There’s no denying the pain from the horror accused movie massacre shooter James Holmes inflicted on Aurora is still raw.
For so many of the victims and families, the agony he caused during his July 20 rampage at the Century 16 Aurora theater will never end.
But elected leaders are dead wrong in saying that in the midst of all this suffering, that the community must wait to discuss the massacre, and how to prevent another one.
The Aurora Sentinel and many prominent national and community leaders are renewing calls to look at gun control and other issues in an effort to prevent another senseless slaughter.
That prompted Gov, John Hickenlooper and others to tell reporters that it’s “too soon” to address whether gun control or anything else might protect the public from people like Holmes.
Too soon? Can’t Hickenlooper and others see that it’s too late for the 12 people Holmes slaughtered, the dozens more he injured, and the hundreds that he terrorized?
Too soon? That’s talking politics, not good sense.
This is exactly the time to convene a bi-partisan panel of state lawmakers and others to address how it is that even after Virginia Tech, after Tucson, after Columbine High School, after Binghamton, after Killeen, so many people who send off signals that real trouble is brewing manage to get powerfully lethal weapons and carry out plans to slaughter people?
These politicians dismiss Colorado residents who don’t want to fall behind the fatalism of those who shrug and say there’s nothing we can do to prevent another senseless massacre.
Colorado and the rest of the country are gearing up for fall elections, and there’s every reason to insist candidates for state legislature, Congress and the White House answer questions about how legislation limiting access to the most lethal of weapons might limit or prevent massacres as they’ve limited them in other parts of the world.
Colorado needs leaders like Hickenlooper and others to explain that gun control isn’t an all-or-none proposition.

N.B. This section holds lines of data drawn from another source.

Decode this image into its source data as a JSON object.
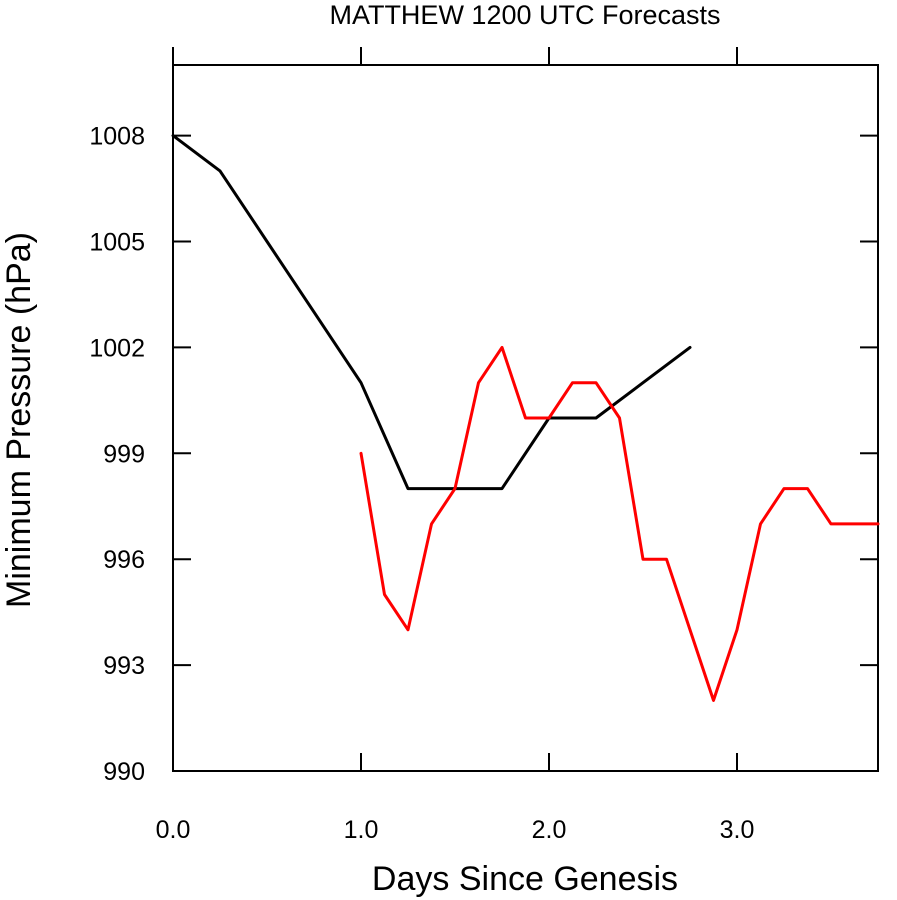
{
  "chart_data": {
    "type": "line",
    "title": "MATTHEW 1200 UTC Forecasts",
    "xlabel": "Days Since Genesis",
    "ylabel": "Minimum Pressure (hPa)",
    "xlim": [
      0,
      3.75
    ],
    "ylim": [
      990,
      1010
    ],
    "xticks": [
      0,
      1,
      2,
      3
    ],
    "xtick_labels": [
      "0.0",
      "1.0",
      "2.0",
      "3.0"
    ],
    "yticks": [
      990,
      993,
      996,
      999,
      1002,
      1005,
      1008
    ],
    "ytick_labels": [
      "990",
      "993",
      "996",
      "999",
      "1002",
      "1005",
      "1008"
    ],
    "grid": false,
    "series": [
      {
        "color": "#000000",
        "x": [
          0,
          0.25,
          0.5,
          0.75,
          1.0,
          1.25,
          1.5,
          1.75,
          2.0,
          2.25,
          2.5,
          2.75
        ],
        "y": [
          1008,
          1007,
          1005,
          1003,
          1001,
          998,
          998,
          998,
          1000,
          1000,
          1001,
          1002
        ]
      },
      {
        "color": "#ff0000",
        "x": [
          1.0,
          1.125,
          1.25,
          1.375,
          1.5,
          1.625,
          1.75,
          1.875,
          2.0,
          2.125,
          2.25,
          2.375,
          2.5,
          2.625,
          2.75,
          2.875,
          3.0,
          3.125,
          3.25,
          3.375,
          3.5,
          3.625,
          3.75
        ],
        "y": [
          999,
          995,
          994,
          997,
          998,
          1001,
          1002,
          1000,
          1000,
          1001,
          1001,
          1000,
          996,
          996,
          994,
          992,
          994,
          997,
          998,
          998,
          997,
          997,
          997
        ]
      }
    ]
  }
}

Just because the U.S. Constitution permits the rights of citizens to carry guns, it doesn’t mean we all have the right to carry weapons of mass destruction, which is what Holmes legally toted into Aurora’s fateful theater.
Colorado needs leaders like President Barack Obama to lead discussions about ways to track who has what kind of ammunition and how much.
No one but the government can lead the state and the country in discussions about how better to spot people like Holmes and act in some way to keep them from carrying out murderous plans.
In a country where we pat down old women at airports and make a scene when airline passengers bring the wrong size of toothpaste in their carry-on luggage, surely we can require school officials and others to drop a dime when students make it clear that things are going very, very wrong.
It’s simply too jaded to believe that we must resign ourselves to live in a society where we must be afraid to go to the movies, or send our children to school, or attend a political rally.
It is unacceptable to resign ourselves to the insistence of some that America’s special brand of freedom carries a price tag of allowing our to neighbors to carry out mass murder. That’s not freedom; it’s extortion.
It’s not too soon, but absolutely the right time for political candidates and elected leaders to lead discussions about what we can do to prevent the next round of terror. Now, while the public is as tuned into the issue as are the special interest groups that have created the policies and laws we all currently live and suffer under.